Shortly after 12:30 a.m. New Year’s Day, not long after fireworks had erupted at the Inner Harbor, James Scales and William Tasker kissed in the ceremonial room of Baltimore City Hall — sealing their new marriage as Mayor Stephanie Rawlings-Blake, who’d just officiated the ceremony, looked on.
Then Scales, a manager in the mayor’s office since William Donald Schaefer was in charge, threw up his right hand, Tasker beamed, and the room erupted in cheers.
“It just means a lot to be able to spend the rest of our lives together, and legally,” Scales, 68, said of his marriage to Tasker, 60, his partner of 35 years.
Across the building, six other same-sex couples prepared to take their own vows. Various judges were on hand to officiate for them, and others who had fought to legalize same-sex marriage in the state this year — including Del. Mary Washington — were also on hand.
“It’s about so much more than us,” said Darcia Anthony, 32, in a bright white gown, as her partner, Dani Williams, 32, stood next to her in a bright white tuxedo. “It’s about our friends, just the people who have been there for us through the good and the bad. It’s about celebrating our love.”
In November, Maryland became, along with Maine and Washington, one of the first states to have same-sex marriage approved by voters at the polls. The General Assembly approved same-sex marriage earlier in the year.
The law went into effect on Tuesday, the first day of 2013, and the weddings at City Hall were among the first to take place in Maryland.
The moment was a long-awaited one for those involved, who’d been invited by the mayor — a staunch supporter of same-sex marriage — after Scales and Tasker had asked her to officiate, City Hall became a requested space and the multi-couple event was planned.
“It’s just a perfect way to end a historic year,” said Washington, a Baltimore Democrat and another strong supporter, who arrived at City Hall with her partner, Jodi Kelber.
“Twenty years ago, we probably would have said, ‘No, it will never happen,’ ” said Lisa Walther, 51, of Canton, who was marrying her partner of 22 years, Brigitte Ronnett, also 51.
“We already took a 20-year anniversary before we ever took a honeymoon,” Ronnett said. “We’ll have to think of another trip.”
Roy Neal, 60, and Bill Countryman, 53, of Dallastown, Pa., said they were thrilled to finally be getting married, but there is more to be done in the battle for equal rights.

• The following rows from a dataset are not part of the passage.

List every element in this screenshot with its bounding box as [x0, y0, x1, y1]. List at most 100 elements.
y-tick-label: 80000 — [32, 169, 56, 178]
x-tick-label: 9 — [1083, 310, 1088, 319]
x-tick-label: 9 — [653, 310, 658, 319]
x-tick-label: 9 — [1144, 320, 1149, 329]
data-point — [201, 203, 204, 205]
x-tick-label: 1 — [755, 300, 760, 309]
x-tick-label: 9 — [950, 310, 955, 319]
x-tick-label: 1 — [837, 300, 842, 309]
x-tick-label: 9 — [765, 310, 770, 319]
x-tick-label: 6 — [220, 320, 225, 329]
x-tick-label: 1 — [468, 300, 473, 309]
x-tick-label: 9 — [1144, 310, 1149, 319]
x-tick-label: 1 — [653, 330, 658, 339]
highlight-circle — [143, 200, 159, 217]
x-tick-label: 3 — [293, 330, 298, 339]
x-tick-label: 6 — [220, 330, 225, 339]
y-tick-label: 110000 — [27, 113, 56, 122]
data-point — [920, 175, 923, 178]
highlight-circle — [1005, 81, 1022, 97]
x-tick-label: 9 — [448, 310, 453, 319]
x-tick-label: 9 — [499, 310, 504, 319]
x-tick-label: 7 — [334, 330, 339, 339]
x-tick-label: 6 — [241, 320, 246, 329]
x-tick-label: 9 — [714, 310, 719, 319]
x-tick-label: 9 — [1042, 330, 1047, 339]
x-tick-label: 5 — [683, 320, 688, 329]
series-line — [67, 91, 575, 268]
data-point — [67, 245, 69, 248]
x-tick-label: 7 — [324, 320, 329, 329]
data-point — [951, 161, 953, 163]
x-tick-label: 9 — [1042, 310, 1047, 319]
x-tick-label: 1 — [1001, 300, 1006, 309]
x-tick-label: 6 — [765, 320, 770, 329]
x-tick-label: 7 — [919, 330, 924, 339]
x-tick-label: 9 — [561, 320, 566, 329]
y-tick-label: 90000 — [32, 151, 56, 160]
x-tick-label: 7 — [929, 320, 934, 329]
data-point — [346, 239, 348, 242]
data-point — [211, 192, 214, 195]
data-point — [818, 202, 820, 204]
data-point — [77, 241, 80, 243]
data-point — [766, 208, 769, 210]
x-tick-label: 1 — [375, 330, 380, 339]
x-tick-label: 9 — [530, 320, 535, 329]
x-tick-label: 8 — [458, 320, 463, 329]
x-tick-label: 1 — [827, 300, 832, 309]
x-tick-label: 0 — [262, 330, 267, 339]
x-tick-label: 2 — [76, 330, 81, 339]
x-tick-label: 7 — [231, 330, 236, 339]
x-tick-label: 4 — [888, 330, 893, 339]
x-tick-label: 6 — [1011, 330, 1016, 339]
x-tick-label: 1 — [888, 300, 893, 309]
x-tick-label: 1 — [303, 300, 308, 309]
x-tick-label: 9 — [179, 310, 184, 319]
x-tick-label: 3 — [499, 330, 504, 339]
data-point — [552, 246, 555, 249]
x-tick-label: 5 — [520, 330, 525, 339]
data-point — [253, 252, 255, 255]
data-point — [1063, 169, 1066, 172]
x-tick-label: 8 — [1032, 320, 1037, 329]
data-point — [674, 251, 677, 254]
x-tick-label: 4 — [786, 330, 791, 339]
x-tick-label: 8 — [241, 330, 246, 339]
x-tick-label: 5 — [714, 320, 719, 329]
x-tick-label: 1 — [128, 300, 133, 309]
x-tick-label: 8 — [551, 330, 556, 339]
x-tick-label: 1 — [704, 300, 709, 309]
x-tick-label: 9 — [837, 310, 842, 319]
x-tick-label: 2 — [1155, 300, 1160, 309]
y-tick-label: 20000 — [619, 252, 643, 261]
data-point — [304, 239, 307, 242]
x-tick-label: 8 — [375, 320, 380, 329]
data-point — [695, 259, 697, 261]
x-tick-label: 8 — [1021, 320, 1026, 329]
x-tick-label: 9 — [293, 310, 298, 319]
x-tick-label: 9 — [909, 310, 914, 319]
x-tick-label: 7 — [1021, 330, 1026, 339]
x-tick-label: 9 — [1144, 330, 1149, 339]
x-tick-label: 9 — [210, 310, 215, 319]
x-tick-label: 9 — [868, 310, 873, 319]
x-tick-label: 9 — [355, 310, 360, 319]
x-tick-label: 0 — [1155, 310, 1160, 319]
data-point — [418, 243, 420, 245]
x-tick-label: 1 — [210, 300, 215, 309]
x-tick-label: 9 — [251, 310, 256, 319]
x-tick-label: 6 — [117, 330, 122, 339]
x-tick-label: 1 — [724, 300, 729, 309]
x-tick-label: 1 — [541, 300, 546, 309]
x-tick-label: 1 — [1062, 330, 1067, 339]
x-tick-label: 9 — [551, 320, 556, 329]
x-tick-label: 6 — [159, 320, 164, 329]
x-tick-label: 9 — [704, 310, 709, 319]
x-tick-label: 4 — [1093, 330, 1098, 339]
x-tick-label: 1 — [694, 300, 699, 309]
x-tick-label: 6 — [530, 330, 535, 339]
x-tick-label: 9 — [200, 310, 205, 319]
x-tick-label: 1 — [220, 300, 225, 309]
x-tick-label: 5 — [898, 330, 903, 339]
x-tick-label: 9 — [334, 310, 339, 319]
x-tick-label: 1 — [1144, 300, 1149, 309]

“It’s bittersweet because there are still far too many places, like Pennsylvania, where it’s still not happening,” said Countryman, who works as a paralegal in Baltimore and heard about the City Hall opportunity through his attorney Mark Scurti, who helped organize the event.
For Scales and Tasker, the event was a poignant moment in a long life together in Baltimore.
They met in 1977 at Frank & Ronnie’s, a gay bar at the time on Boston Street. It was Christmas time and they were both sitting at the bar, Tasker remembers. They started talking, started dating, and not long after, moved in together.
The world was different then, and the couple have had their “ups and downs” since, Scales said. But they have been together ever since, in Baltimore until 2003 and in Essex from then on. To be married in City Hall was quite an honor, they said.
“We never dreamed that gay people would get married. It just didn’t seem like a possibility,” Tasker said.
Their hopes began to shift in the middle of this year, but they still didn’t think Maryland voters were ready to pass same-sex marriage. Then election night came, and the voters did pass it, and that all changed.
“He said, ‘Then we’re getting married!’ ” Tasker said of Scales’ reaction to the voters’ approval.
At the conclusion of their ceremony, Rawlings-Blake and the couple exchanged a warm hug. Everyone was smiling.
Unbeknownst to them or the six other couples inside, more than a dozen well-wishers, who didn’t know one another, were waiting outside, ready to welcome Baltimore’s newest married couples.